L’holocauste juif a centuplé cette perception que nous avons aujourd’hui de la victime. L’horreur de cet événement où des millions de personnes ont été « sacrifiées » à la folie raciale, à l’idolâtrie politique, au détestable moloch  national – perversion du légitime patriotisme - , jette une lumière métaphysique et théologique sur l’innocence de la victime et sur le statut contemporain de victime.
Depuis, nous sommes plongés dans la surenchère et chacun se cherche dans ce statut victimaire, perçu qu’il est comme étant le seul à conférer une existence culturelle, le seul, finalement, à reproduire la divinisation ancienne, une divinisation médiatique, universelle, qui n’apporte aucun supplément d’être au groupe, mais qui en apporte à la victime. 




La victime était innocente, elle est toujours innocente, sinon ce n’est pas une victime.
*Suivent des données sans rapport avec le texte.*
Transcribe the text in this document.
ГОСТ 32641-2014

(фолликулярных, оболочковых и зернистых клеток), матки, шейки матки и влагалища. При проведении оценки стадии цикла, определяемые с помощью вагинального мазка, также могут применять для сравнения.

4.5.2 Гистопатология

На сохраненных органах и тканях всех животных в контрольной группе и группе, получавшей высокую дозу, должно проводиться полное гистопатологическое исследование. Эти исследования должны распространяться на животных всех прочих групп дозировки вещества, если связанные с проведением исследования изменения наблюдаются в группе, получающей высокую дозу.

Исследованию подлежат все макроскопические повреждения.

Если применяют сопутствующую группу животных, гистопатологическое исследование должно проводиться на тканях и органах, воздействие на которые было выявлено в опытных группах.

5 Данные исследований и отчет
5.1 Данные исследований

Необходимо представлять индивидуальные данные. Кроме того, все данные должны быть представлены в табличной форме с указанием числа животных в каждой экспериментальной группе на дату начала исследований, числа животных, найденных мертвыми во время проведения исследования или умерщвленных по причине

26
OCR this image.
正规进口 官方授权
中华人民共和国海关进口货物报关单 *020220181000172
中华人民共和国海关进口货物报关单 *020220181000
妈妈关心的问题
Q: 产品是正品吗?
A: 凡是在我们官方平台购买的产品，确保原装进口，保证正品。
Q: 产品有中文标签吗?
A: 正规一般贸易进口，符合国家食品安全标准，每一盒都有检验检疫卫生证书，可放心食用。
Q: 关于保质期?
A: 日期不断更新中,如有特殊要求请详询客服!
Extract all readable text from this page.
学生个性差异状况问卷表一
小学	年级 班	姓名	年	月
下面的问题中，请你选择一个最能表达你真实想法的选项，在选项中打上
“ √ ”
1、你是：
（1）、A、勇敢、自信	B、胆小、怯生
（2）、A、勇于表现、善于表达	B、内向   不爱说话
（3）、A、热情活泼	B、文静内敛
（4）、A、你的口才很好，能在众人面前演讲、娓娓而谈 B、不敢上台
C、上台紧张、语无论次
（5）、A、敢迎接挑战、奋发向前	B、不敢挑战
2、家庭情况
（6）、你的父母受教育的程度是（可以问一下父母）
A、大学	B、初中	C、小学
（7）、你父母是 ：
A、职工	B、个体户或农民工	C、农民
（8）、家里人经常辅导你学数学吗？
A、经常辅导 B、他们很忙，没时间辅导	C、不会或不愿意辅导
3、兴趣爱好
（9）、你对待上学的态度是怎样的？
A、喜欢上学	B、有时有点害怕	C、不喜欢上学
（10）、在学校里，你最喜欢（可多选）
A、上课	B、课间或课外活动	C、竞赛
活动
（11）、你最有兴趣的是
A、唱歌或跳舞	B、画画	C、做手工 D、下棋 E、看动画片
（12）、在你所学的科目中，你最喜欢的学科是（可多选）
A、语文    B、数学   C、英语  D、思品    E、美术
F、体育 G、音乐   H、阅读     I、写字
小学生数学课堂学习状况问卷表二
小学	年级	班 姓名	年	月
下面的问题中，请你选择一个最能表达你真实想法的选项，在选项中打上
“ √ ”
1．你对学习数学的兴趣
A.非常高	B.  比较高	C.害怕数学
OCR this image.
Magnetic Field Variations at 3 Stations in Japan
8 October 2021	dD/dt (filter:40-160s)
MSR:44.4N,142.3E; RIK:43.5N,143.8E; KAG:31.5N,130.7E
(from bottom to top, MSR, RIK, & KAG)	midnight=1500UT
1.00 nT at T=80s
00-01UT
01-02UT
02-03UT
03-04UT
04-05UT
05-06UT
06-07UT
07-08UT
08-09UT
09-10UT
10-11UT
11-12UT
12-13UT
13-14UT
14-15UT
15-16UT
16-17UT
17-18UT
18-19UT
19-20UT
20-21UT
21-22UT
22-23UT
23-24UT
Désormais la victime est partout, et revendique, son unicité : les musulmans sont victimes de l’islamophobie, les homosexuels d’homophobie, les femmes de misogynie, les juifs d’antisémitisme ou d’antisionisme, les catholiques d’anticléricalisme etc. Le monde est désormais organisé en cercles victimaires, image moderne de l’enfer baroque : une fois qu’une catégorie est déclarée victime, ( on aurait presque envie de dire qu’elle en reçoit le label ), tous les individus appartenant ou se réclamant de cette catégorie jouissent en raison de leur statut de victimes, d’un blanc-seing. On ne peut désormais, en raison d’une innocence foncière, toujours supposée, jamais prouvée, universelle et pérenne, plus rien leur reprocher. Si le christianisme a permis de pervertir la notion de coupable et de manifester l’innocence de la victime, la "victimomanie" contemporaine – perversion chrétienne – pervertit à son tour la notion d’innocence pour manifester le caractère tyrannique et totalitaire de la victime ou de ce que l’on déclare tel.
Ainsi en raison même de son homosexualité, un homosexuel ne saurait être mauvais, c’est une victime fondamentalement. Un musulman en raison même de son islamisme ne saurait être mauvais, c’est foncièrement une victime. Un juif, c’est pareil : en raison de sa judéité, il ne saurait être mauvais, il est juif, autrement victime a priori. Aussi, dés que vous critiquez un juif, un musulman, un homosexuel, un noir, alors même que vous ne les critiquez pas en raison de leur spécificité sexuelle, religieuse ou ethnique, vous serez toujours a priori suspecté, et davantage encore, d’antisémitisme, d’homophobie, d’islamophobie, etc.
Personne ne jouit d’un statut de victime fondé dans l’être : pour parodier une célèbre logique, qui ici est littéralement vraie, on ne naît pas victime, on le devient. Le statut de victime est toujours factuel, on n’est pas victime depuis les origines, on le devient ici et maintenant. Un homosexuel, un juif, un catholique peuvent être victime, mais jamais dans un en-soi. C’est cet « en-soi » qui perverti la notion de victime et donc le système culturel, qui est toujours un système sacrificiel – qui place cette figure perverse en son cœur. Perverse, car désormais la victime a tous les droits, entre autres celui d’infliger sa violence, toujours juste dans la perspective décrite plus haut. La victime est devenue un dieu bourreau et c’est cette figure-là qui, bien souvent, se manifeste.